Rozdział 1. Przesilenie

136 13 0
                                    

Felix siedział u szczytu stołu, jednak nie na głównym miejscu, nawet nie po jego prawicy, a po lewej stronie. Dla przypadkowego obserwatora mogłoby wyglądać karygodnie to, że król nie zasiada na głównym tronie, jednak było to bardziej skomplikowane. Według zasad „Najważniejszej księgi hierarchii zasiadania przy stole, w trakcie Przesilenia zimowego" na głównym, środkowym tronie zasiada król, po jego prawicy królowa, a po lewicy najstarszy syn. Jednak, jako iż Felix miał lat zaledwie szesnaście, więc do pełnej koronacji brakowało mu czterech lat. To jego matka, czyli królowa obejmowała stanowisko króla-regenta, więc zajmowała główne miejsce. On nadal pełnił rolę najstarszego syna, więc pozostawało mu miejsce po lewej, bo miejsce po prawej nadal należało do królowej, mimo że z niego nie korzystała.

Przesilenie nie było ulubionym świętem młodego władcy, właściwie to jak każde inne święto organizowane przez jego matkę, przynajmniej od śmierci ojca. Felix zawsze się zastanawiał czemu jego matka tak się zmieniła od tamtego dnia. Poprzedni król nigdy, odkąd pamiętał, nie rozmawiał z królową, pomijał ją nawet w toastach. Królowa też nigdy na ten fakt za bardzo nie narzekała, jedynie okazywała wyjątkowy brak szacunku do władcy, próbując go rozgniewać.
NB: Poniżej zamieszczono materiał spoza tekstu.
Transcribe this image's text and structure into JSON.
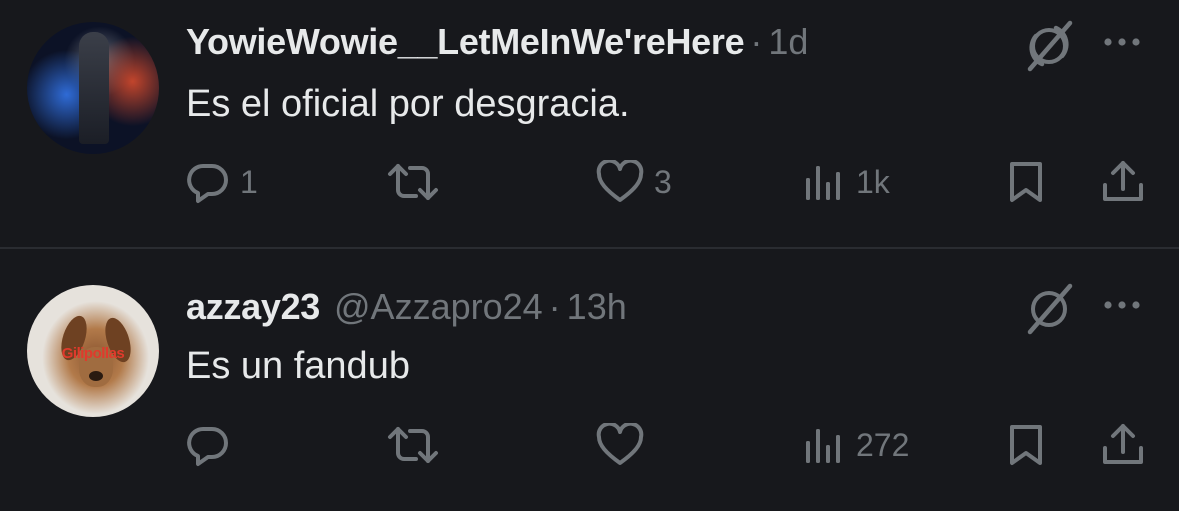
{
  "tweets": [
    {
      "display_name": "YowieWowie__LetMeInWe'reHere",
      "handle": "",
      "separator": "·",
      "time": "1d",
      "text": "Es el oficial por desgracia.",
      "avatar_overlay": "",
      "stats": {
        "replies": "1",
        "reposts": "",
        "likes": "3",
        "views": "1k"
      }
    },
    {
      "display_name": "azzay23",
      "handle": "@Azzapro24",
      "separator": "·",
      "time": "13h",
      "text": "Es un fandub",
      "avatar_overlay": "Gilipollas",
      "stats": {
        "replies": "",
        "reposts": "",
        "likes": "",
        "views": "272"
      }
    }
  ],
  "icons": {
    "grok": "grok-icon",
    "more": "more-icon",
    "reply": "reply-icon",
    "repost": "repost-icon",
    "like": "like-icon",
    "views": "views-icon",
    "bookmark": "bookmark-icon",
    "share": "share-icon"
  },
  "colors": {
    "background": "#17181c",
    "primary_text": "#e7e9ea",
    "secondary_text": "#71767b",
    "divider": "#2a2c31"
  }
}
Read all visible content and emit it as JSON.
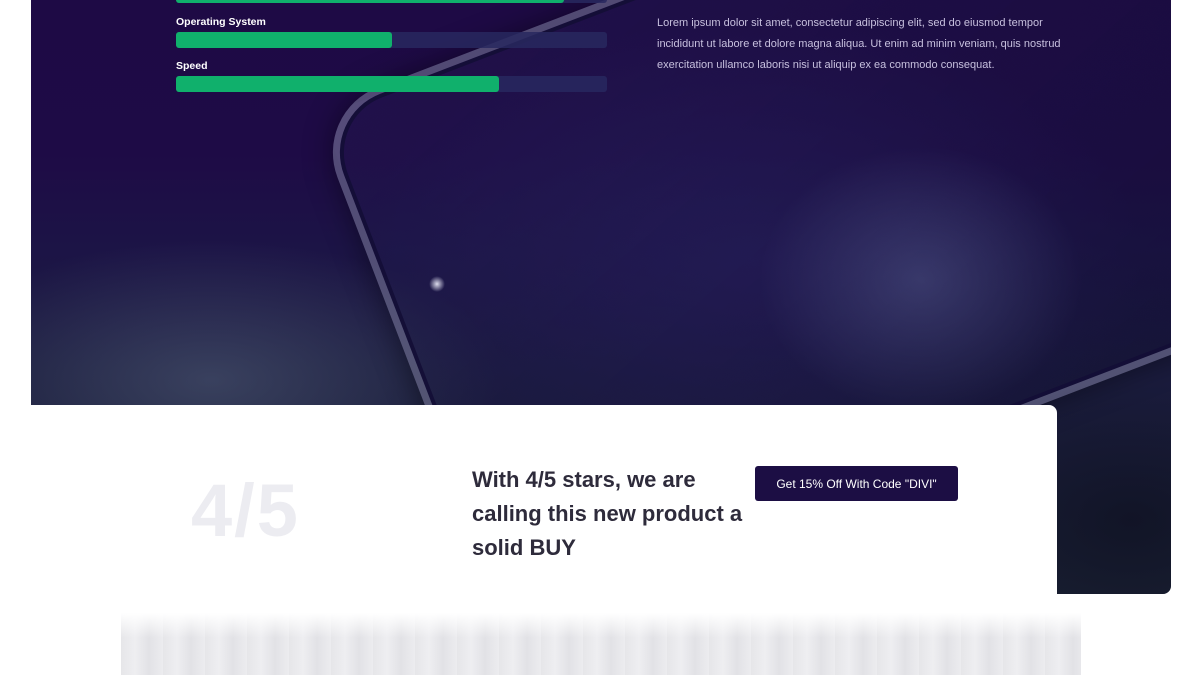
{
  "skills": [
    {
      "label": "",
      "fill_percent": 90
    },
    {
      "label": "Operating System",
      "fill_percent": 50
    },
    {
      "label": "Speed",
      "fill_percent": 75
    }
  ],
  "description": "Lorem ipsum dolor sit amet, consectetur adipiscing elit, sed do eiusmod tempor incididunt ut labore et dolore magna aliqua. Ut enim ad minim veniam, quis nostrud exercitation ullamco laboris nisi ut aliquip ex ea commodo consequat.",
  "rating": {
    "score": "4/5",
    "verdict": "With 4/5 stars, we are calling this new product a solid BUY",
    "cta_label": "Get 15% Off With Code \"DIVI\""
  },
  "colors": {
    "bar_fill": "#10b06c",
    "bar_track": "#28285f",
    "hero_bg": "#1e0a45",
    "cta_bg": "#1c0e44"
  }
}
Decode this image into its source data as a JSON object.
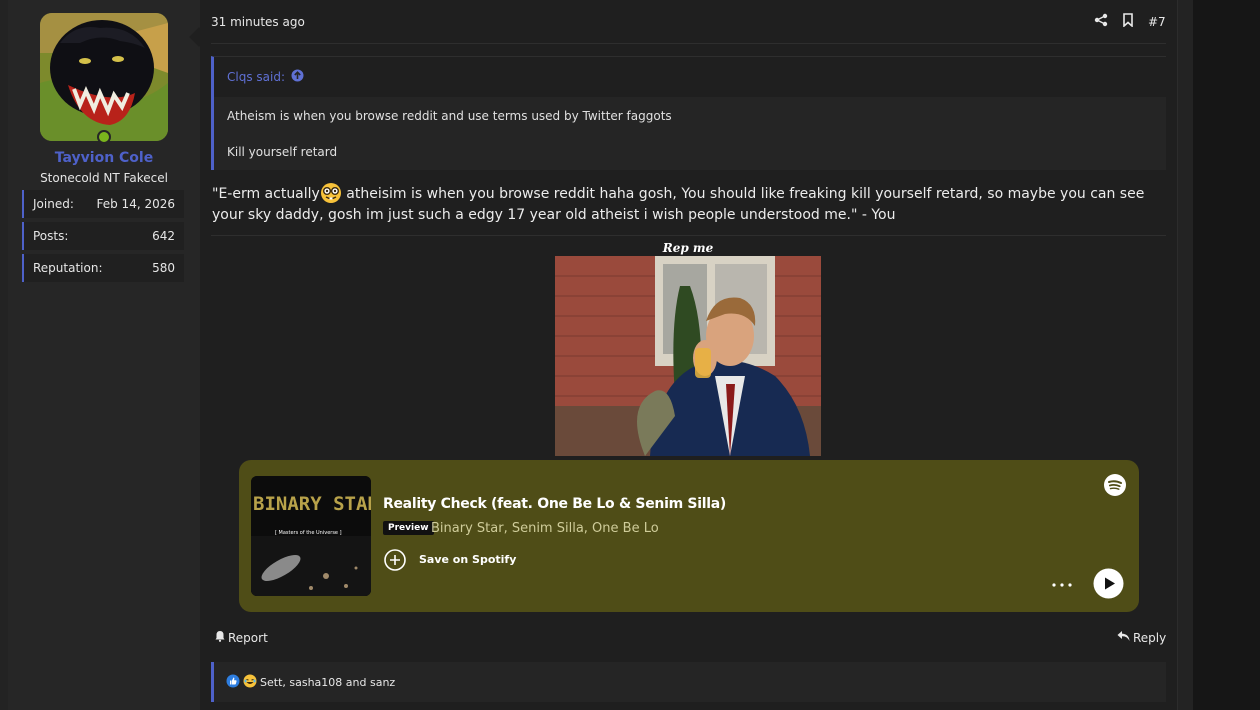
{
  "user": {
    "name": "Tayvion Cole",
    "title": "Stonecold NT Fakecel",
    "stats": [
      {
        "label": "Joined:",
        "value": "Feb 14, 2026"
      },
      {
        "label": "Posts:",
        "value": "642"
      },
      {
        "label": "Reputation:",
        "value": "580"
      }
    ]
  },
  "post": {
    "time": "31 minutes ago",
    "number": "#7",
    "quote": {
      "author": "Clqs said:",
      "lines": [
        "Atheism is when you browse reddit and use terms used by Twitter faggots",
        "Kill yourself retard"
      ]
    },
    "text_before_emoji": "\"E-erm actually",
    "text_after_emoji": " atheisim is when you browse reddit haha gosh, You should like freaking kill yourself retard, so maybe you can see your sky daddy, gosh im just such a edgy 17 year old atheist i wish people understood me.\" - You",
    "emoji": "nerd-face",
    "signature": {
      "title": "Rep me"
    }
  },
  "spotify": {
    "title": "Reality Check (feat. One Be Lo & Senim Silla)",
    "badge": "Preview",
    "artists": "Binary Star, Senim Silla, One Be Lo",
    "save_label": "Save on Spotify",
    "cover_text": "BINARY STAR",
    "cover_subtext": "[ Masters of the Universe ]",
    "bg_color": "#4f4d17"
  },
  "actions": {
    "report": "Report",
    "reply": "Reply"
  },
  "reactions": {
    "names": "Sett, sasha108 and sanz",
    "icons": [
      "like-icon",
      "laugh-icon"
    ]
  },
  "colors": {
    "accent": "#4e61c9",
    "online": "#7ab51d"
  }
}
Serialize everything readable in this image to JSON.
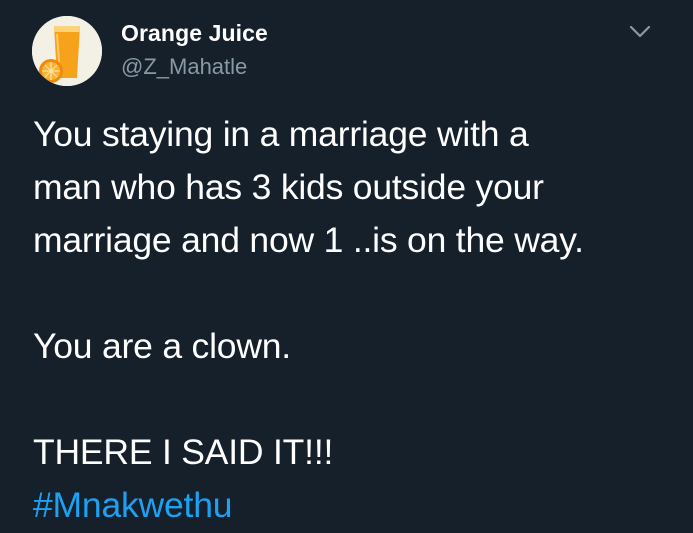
{
  "author": {
    "display_name": "Orange Juice",
    "handle": "@Z_Mahatle",
    "avatar_icon": "orange-juice-glass-icon"
  },
  "menu": {
    "icon": "chevron-down-icon"
  },
  "tweet": {
    "lines": [
      "You staying in a marriage with a",
      "man who has 3 kids outside your",
      "marriage and now 1 ..is on the way.",
      "You are a clown.",
      "THERE I SAID IT!!!"
    ],
    "hashtag": "#Mnakwethu"
  },
  "colors": {
    "background": "#15202b",
    "text": "#ffffff",
    "secondary_text": "#8899a6",
    "link": "#1da1f2"
  }
}
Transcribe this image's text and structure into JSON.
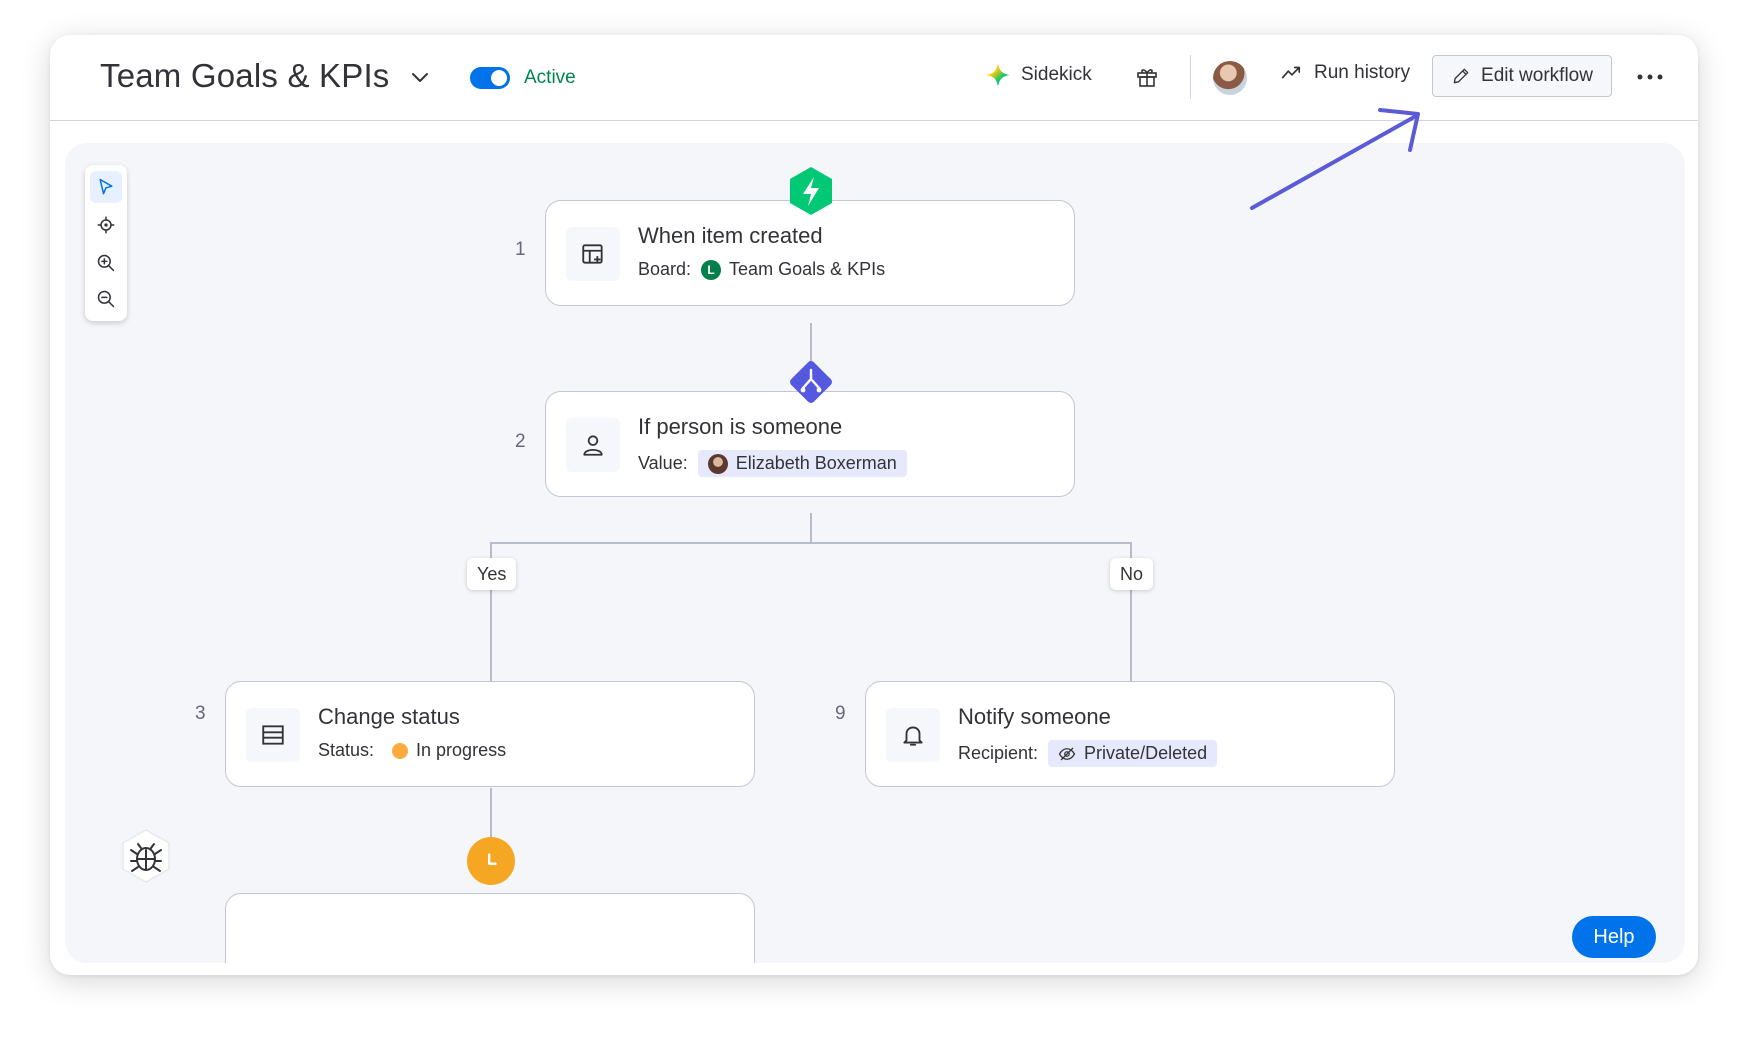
{
  "header": {
    "title": "Team Goals & KPIs",
    "status_label": "Active",
    "sidekick_label": "Sidekick",
    "run_history_label": "Run history",
    "edit_workflow_label": "Edit workflow"
  },
  "workflow": {
    "steps": [
      {
        "number": "1",
        "title": "When item created",
        "sub_label": "Board:",
        "value": "Team Goals & KPIs",
        "value_badge": "L"
      },
      {
        "number": "2",
        "title": "If person is someone",
        "sub_label": "Value:",
        "value": "Elizabeth Boxerman"
      },
      {
        "number": "3",
        "title": "Change status",
        "sub_label": "Status:",
        "value": "In progress"
      },
      {
        "number": "9",
        "title": "Notify someone",
        "sub_label": "Recipient:",
        "value": "Private/Deleted"
      }
    ],
    "branch_yes": "Yes",
    "branch_no": "No"
  },
  "help_label": "Help",
  "colors": {
    "accent": "#0073ea",
    "active_green": "#00854d",
    "trigger_green": "#00c875",
    "condition_purple": "#5559df",
    "wait_orange": "#f5a623",
    "status_orange": "#fdab3d",
    "annotation_arrow": "#5b5bd6"
  },
  "icons": [
    "chevron-down-icon",
    "sparkle-icon",
    "gift-icon",
    "trend-icon",
    "pencil-icon",
    "more-icon",
    "cursor-icon",
    "locate-icon",
    "zoom-in-icon",
    "zoom-out-icon",
    "lightning-icon",
    "branch-icon",
    "board-add-icon",
    "person-icon",
    "status-list-icon",
    "bell-icon",
    "eye-off-icon",
    "clock-icon",
    "bug-icon"
  ]
}
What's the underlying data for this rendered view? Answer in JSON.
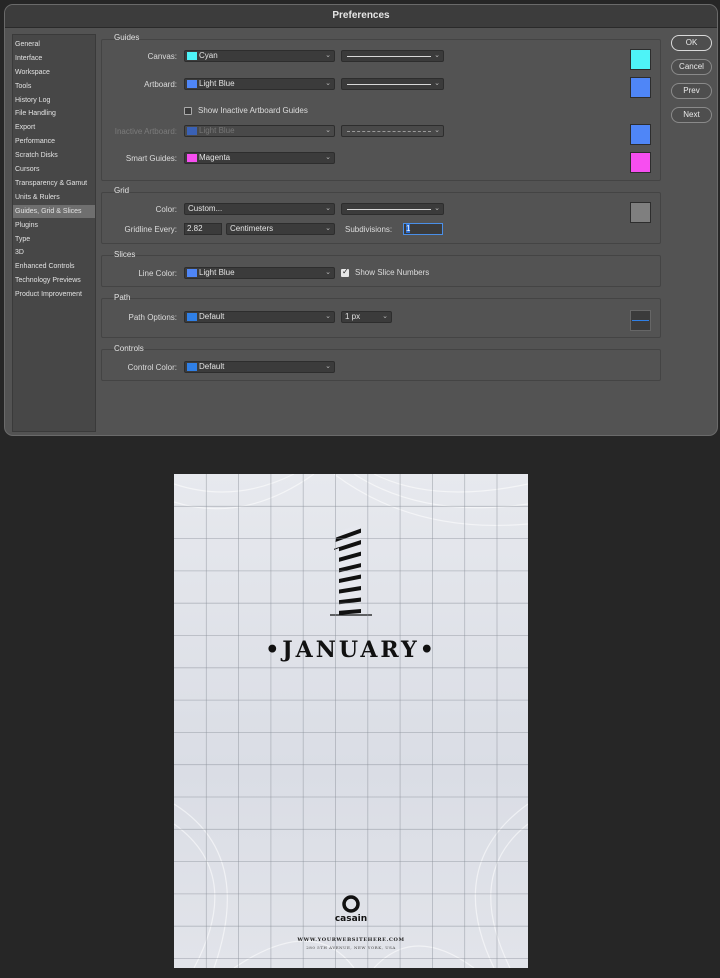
{
  "window": {
    "title": "Preferences"
  },
  "sidebar": {
    "items": [
      {
        "label": "General"
      },
      {
        "label": "Interface"
      },
      {
        "label": "Workspace"
      },
      {
        "label": "Tools"
      },
      {
        "label": "History Log"
      },
      {
        "label": "File Handling"
      },
      {
        "label": "Export"
      },
      {
        "label": "Performance"
      },
      {
        "label": "Scratch Disks"
      },
      {
        "label": "Cursors"
      },
      {
        "label": "Transparency & Gamut"
      },
      {
        "label": "Units & Rulers"
      },
      {
        "label": "Guides, Grid & Slices",
        "selected": true
      },
      {
        "label": "Plugins"
      },
      {
        "label": "Type"
      },
      {
        "label": "3D"
      },
      {
        "label": "Enhanced Controls"
      },
      {
        "label": "Technology Previews"
      },
      {
        "label": "Product Improvement"
      }
    ]
  },
  "guides": {
    "title": "Guides",
    "canvas": {
      "label": "Canvas:",
      "value": "Cyan",
      "color": "#4ef3f7"
    },
    "artboard": {
      "label": "Artboard:",
      "value": "Light Blue",
      "color": "#4f86f7"
    },
    "show_inactive_label": "Show Inactive Artboard Guides",
    "show_inactive_checked": false,
    "inactive": {
      "label": "Inactive Artboard:",
      "value": "Light Blue",
      "color": "#4f86f7"
    },
    "smart": {
      "label": "Smart Guides:",
      "value": "Magenta",
      "color": "#f74ef0"
    }
  },
  "grid": {
    "title": "Grid",
    "color": {
      "label": "Color:",
      "value": "Custom...",
      "color": "#7f7f7f"
    },
    "every_label": "Gridline Every:",
    "every_value": "2.82",
    "units": "Centimeters",
    "subdivisions_label": "Subdivisions:",
    "subdivisions_value": "1"
  },
  "slices": {
    "title": "Slices",
    "line_color": {
      "label": "Line Color:",
      "value": "Light Blue",
      "color": "#4f86f7"
    },
    "show_numbers_label": "Show Slice Numbers",
    "show_numbers_checked": true
  },
  "path": {
    "title": "Path",
    "options": {
      "label": "Path Options:",
      "value": "Default",
      "color": "#2f7fe6"
    },
    "width": "1 px"
  },
  "controls": {
    "title": "Controls",
    "color": {
      "label": "Control Color:",
      "value": "Default",
      "color": "#2f7fe6"
    }
  },
  "buttons": {
    "ok": "OK",
    "cancel": "Cancel",
    "prev": "Prev",
    "next": "Next"
  },
  "poster": {
    "number": "1",
    "month": "•JANUARY•",
    "brand": "casain",
    "website": "WWW.YOURWEBSITEHERE.COM",
    "address": "280 5TH AVENUE, NEW YORK, USA"
  }
}
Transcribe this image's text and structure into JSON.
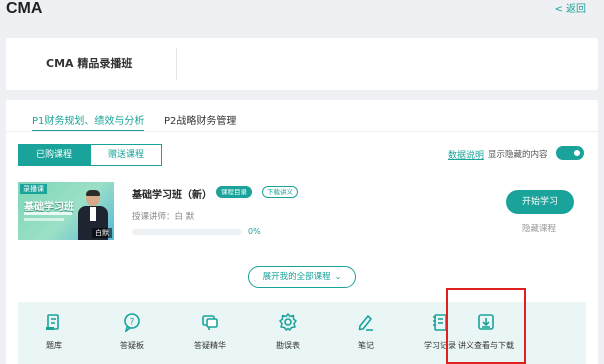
{
  "header": {
    "title": "CMA",
    "back_label": "< 返回"
  },
  "course": {
    "name": "CMA 精品录播班"
  },
  "tabs": [
    {
      "label": "P1财务规划、绩效与分析",
      "active": true
    },
    {
      "label": "P2战略财务管理",
      "active": false
    }
  ],
  "segments": [
    {
      "label": "已购课程",
      "active": true
    },
    {
      "label": "赠送课程",
      "active": false
    }
  ],
  "filters": {
    "data_link": "数据说明",
    "show_hidden": "显示隐藏的内容",
    "show_hidden_on": true
  },
  "lesson": {
    "thumb_tag": "录播课",
    "thumb_title": "基础学习班",
    "thumb_teacher": "白默",
    "title": "基础学习班（新）",
    "badge_catalog": "课程目录",
    "badge_download": "下载讲义",
    "lecturer": "授课讲师：白  默",
    "progress_text": "0%",
    "progress_value": 0,
    "start_label": "开始学习",
    "hide_label": "隐藏课程"
  },
  "expand": {
    "label": "展开我的全部课程"
  },
  "toolbar": {
    "items": [
      {
        "label": "题库",
        "icon": "question-bank-icon"
      },
      {
        "label": "答疑板",
        "icon": "qa-board-icon"
      },
      {
        "label": "答疑精华",
        "icon": "qa-highlights-icon"
      },
      {
        "label": "勘误表",
        "icon": "errata-icon"
      },
      {
        "label": "笔记",
        "icon": "notes-icon"
      },
      {
        "label": "学习记录",
        "icon": "study-record-icon"
      },
      {
        "label": "讲义查看与下载",
        "icon": "handout-download-icon"
      }
    ]
  },
  "colors": {
    "accent": "#1aa39a",
    "highlight": "#e02020"
  }
}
Stół był zastawiony najróżniejszymi potrawami, nawet z najdalszych zakątków kontynentu. Jednak każde z dań musiało zawierać specjalny składnik - marcepan. Jako iż Przesilenie nazywano było również świętem marcepanu, wszyscy musieli zaakceptować jego obecność w potrawach, nawet tych najbardziej odmiennych smakowo.

- Fiorowie znowu się spóźniają - zagaiła królowa - Fione najpewniej nie przyjdzie, lamentując nad śmiercią ukochanego.

Felix przewrócił oczami i sięgnął po kielich z winem.

- Naprawdę nie rozumiem, jak można rozpaczać przez pięć lat. - kontynuowała - Mi wystarczy dwa tygodnie i nawet nie uroniłam łzy.

Chłopak wypił kielich wina jednym haustem i nalał sobie kolejny.

- O ile dobrze pamiętam to twoja żałoba była jedną wielką imprezą.

Vera zacisnęła dłoń na oparciu krzesła Felixa i nachyliła się do jego ucha.

- Piśnij jeszcze jedno złe słówko na mój temat gówniarzu, a srogo pożałujesz.

Felix parsknął.

- A co skończę tak jak ojciec? – odparł – Dobrze wiesz, że nikt nie wierzy w ten wypadek.

W wejściu do sali pojawili się spóźnieni goście. Felix wstał i ruszył w ich kierunku, „przypadkowo" popychając kielich z winem na futro swojej matki.

- Ty mały... agh

Vera wybiegła z sali w kierunku swojej komnaty, łapiąc po drodze za przegub najbliższą służącą i przepraszając gości.

Matka miała rację, pomyślał chłopak, zauważając brak obecności królowej Fione. W wejściu stał król Kasen, który był w takiej samej sytuacji jak Felix, z tą różnicą, że jemu do koronacji brakowało roku. Za jego plecami stali książę Kale i księżniczka Rosalie, jego narzeczona. Mimo że byli bliźniakami, to Kale był duszą towarzystwa, a Rosalie była raczej cicha, chyba że ktoś ją wyprowadził z równowagi.

Felix i bliźniacy przyjaźnili się od urodzenia, jednak kiedy okazało się, że będzie on musiał wyjść za Rosalie zesmutniał. Wprawdzie bardzo dobrze się dogadywali, jednak jej nie kochał i nie sądził, że kiedykolwiek to się zmieni.

- Jak dobrze was widzieć! – zawołał Felix z uśmiechem na twarzy

- Nam również wasza wysokość – odparł Kasen i ruszył do stołu po wino.